On Friday, Bishop followed up his letter with the “Kittens in Traumatic Testing Ends Now Act of 2018” (i.e., KITTEN Act), intended to “end the use of cats in experiments that cause pain or stress.” And WCW has posted an advocacy alert on its website, making it easy for us to urge Congress to act on the bill.

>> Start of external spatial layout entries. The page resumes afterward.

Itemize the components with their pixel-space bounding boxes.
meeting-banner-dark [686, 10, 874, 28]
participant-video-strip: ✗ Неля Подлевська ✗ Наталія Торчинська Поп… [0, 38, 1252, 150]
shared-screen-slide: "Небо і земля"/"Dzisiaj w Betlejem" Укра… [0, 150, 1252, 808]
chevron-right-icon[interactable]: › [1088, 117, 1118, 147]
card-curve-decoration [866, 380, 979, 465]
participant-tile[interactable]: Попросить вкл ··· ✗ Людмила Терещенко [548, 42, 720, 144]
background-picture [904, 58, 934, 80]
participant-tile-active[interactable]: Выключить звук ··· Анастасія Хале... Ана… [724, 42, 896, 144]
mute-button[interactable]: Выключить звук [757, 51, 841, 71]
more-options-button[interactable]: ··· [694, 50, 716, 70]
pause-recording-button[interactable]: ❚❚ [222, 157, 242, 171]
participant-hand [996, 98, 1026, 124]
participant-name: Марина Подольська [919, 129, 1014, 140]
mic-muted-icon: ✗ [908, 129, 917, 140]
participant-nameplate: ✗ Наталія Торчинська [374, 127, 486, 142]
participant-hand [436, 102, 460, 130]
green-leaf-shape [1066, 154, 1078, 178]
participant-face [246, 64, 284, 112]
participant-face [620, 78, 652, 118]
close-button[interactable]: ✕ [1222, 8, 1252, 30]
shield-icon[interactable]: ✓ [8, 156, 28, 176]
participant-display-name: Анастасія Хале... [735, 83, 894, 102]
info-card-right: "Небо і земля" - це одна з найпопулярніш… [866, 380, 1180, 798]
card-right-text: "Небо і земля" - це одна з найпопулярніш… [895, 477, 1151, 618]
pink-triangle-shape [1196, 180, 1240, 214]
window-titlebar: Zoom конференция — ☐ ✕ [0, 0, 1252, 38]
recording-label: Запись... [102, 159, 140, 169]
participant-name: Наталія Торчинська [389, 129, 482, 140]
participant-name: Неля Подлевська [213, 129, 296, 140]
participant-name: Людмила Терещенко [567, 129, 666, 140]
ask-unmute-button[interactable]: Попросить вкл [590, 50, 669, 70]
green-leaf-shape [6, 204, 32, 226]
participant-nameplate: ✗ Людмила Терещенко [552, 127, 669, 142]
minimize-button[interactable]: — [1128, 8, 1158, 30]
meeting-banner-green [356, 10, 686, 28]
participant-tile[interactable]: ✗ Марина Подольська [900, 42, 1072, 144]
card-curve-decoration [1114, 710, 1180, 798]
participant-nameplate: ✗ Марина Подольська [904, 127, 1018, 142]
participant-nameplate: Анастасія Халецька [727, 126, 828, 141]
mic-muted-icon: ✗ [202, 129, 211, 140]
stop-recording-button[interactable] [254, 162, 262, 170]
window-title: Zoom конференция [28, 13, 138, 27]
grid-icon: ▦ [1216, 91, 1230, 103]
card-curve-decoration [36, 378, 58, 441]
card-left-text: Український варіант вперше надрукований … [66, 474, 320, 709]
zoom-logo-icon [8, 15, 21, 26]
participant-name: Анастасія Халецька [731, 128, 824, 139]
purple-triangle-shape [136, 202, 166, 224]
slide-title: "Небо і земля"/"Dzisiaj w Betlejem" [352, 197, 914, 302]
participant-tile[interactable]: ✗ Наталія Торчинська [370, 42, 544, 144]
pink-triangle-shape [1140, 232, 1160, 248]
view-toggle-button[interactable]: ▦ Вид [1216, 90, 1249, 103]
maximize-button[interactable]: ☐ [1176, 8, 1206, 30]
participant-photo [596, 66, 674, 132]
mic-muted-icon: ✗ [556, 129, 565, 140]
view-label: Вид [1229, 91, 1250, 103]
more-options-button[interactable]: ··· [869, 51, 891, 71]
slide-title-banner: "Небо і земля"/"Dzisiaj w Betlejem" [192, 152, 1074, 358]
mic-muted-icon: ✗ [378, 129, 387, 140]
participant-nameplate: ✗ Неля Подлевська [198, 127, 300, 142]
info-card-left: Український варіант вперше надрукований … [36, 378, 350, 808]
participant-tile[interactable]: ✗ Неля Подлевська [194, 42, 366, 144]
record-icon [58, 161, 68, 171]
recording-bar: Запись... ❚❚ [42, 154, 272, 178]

* The research regarding re-infection and re-shedding is, it should be noted, rather mixed. The authors of one recent paper, for example, found that one of 10 cats (10 percent) re-shed oocysts after being re-infected with T. gondii 12 months after initial infection, and five of seven cats (28.6 percent) re-shed oocysts after being re-infected 36 months after initial infection, leading the researchers to conclude that “cat immunity against oocyst shedding decreased over the years.” [3] It’s difficult, however, to reconcile these results with those of studies finding that, at any given time, less than 6 percent of cats are shedding oocysts—with 1–2 percent apparently being the norm.  [2, 4]

Literature Cited

[1]        J. P. Dubey, “Duration of immunity to shedding of Toxoplasma gondii oocysts by cats.,” Journal of Parasitology, vol. 81, no. 3, pp. 410–415, Jun. 1995.

[2]        J. P. Dubey and J. L. Jones, “Toxoplasma gondii infection in humans and animals in the United States,” International Journal for Parasitology, vol. 38, no. 11, pp. 1257–1278, 2008.

[3]        D. L. Zulpo et al., “Toxoplasma gondii: A study of oocyst re-shedding in domestic cats,” Veterinary Parasitology, vol. 249, pp. 17–20, Jan. 2018.

[4]        E. VanWormer, P. Conrad, M. Miller, A. Melli, T. Carpenter, and J. K. Mazet, “Toxoplasma gondii, Source to Sea: Higher Contribution of Domestic Felids to Terrestrial Parasite Loading Despite Lower Infection Prevalence,” EcoHealth, pp. 1–13, Sep. 2013.